Temos observado, a nível nacional e internacional, uma campanha sistemática contra as religiões. Procura-se, dessa maneira, destruir a fé que boa parte da humanidade possui, nos mais diferentes credos e suas divisões.
A Igreja Católica e as demais igrejas cristãs são alvo de insinuações com a divulgação de fatos negativos envolvendo seus membros, como se as instituições não fossem compostas por seres humanos. Padres e pastores são humanos, e erram. Devem ser punidos e afastados dos igrejas e pela Justiça de cada país, quando for o caso.
O heróico povo judeu, de onde saiu Jesus Cristo das igrejas cristãs, é alvo de campanha permanente a pretexto da violência reinante no Oriente Médio, em que a ação israelense é defensiva e não ofensiva. O leitor desavisado fica a imaginar que os israelenses vivem a provocar os palestinos gratuitamente. Ora, a ONU é a grande responsável pela crise que perdura há décadas, pois definiu o Estado de Israel e deixou os palestinos errantes e sem abrigo nas nações com eles identificados. Muitos são solidários da boca para fora , de vez que os querem fixados em território próprio.

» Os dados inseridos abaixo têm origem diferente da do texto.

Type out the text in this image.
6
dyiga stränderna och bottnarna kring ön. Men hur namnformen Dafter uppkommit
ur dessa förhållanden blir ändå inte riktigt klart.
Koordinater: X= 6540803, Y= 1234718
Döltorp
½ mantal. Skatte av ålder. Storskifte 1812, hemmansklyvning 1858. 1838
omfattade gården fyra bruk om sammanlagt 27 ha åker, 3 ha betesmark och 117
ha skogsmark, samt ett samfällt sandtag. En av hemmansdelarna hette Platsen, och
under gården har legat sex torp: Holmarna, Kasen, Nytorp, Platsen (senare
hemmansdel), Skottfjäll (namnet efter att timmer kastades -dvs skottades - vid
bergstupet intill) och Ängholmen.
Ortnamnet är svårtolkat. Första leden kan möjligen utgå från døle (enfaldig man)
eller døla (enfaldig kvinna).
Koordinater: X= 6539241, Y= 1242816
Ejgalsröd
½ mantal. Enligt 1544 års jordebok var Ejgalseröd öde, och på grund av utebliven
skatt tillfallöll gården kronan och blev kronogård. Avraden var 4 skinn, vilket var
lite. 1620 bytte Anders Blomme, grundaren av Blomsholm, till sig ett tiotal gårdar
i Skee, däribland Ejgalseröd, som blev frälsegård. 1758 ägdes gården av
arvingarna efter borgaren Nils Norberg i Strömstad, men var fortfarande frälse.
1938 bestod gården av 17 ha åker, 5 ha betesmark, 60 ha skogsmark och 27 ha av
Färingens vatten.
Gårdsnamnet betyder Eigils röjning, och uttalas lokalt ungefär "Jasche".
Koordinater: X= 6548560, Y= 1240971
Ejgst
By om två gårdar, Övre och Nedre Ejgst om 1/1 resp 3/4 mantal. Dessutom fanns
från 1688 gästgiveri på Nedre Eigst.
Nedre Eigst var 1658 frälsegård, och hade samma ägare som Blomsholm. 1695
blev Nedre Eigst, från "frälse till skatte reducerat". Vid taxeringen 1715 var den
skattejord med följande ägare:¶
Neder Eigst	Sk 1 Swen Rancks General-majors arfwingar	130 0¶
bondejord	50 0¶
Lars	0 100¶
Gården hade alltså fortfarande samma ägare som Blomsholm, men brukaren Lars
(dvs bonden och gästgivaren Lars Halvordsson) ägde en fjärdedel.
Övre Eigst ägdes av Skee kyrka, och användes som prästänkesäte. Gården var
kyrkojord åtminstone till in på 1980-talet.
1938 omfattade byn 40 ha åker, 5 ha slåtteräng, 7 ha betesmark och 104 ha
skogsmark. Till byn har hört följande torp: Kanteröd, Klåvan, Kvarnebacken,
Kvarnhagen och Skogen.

Israel não tem culpa por, generosamente, abrigar, dar emprego e bom atendimento público a uma grande população palestina em seu território. As áreas ocupadas, por medida de segurança, foram conquistadas em reação a duas covardes agressões, repelidas com competência pelos militares israelenses. Logo, mostrar a reação de Israel como se fosse uma iniciava agressora é má-fé evidente. E, nesta área, o Brasil não pode, nem deve, se meter. Afinal, temos parte de nossa população de origem semita ou palestina, sem nenhum reflexo aqui do que acontece lá.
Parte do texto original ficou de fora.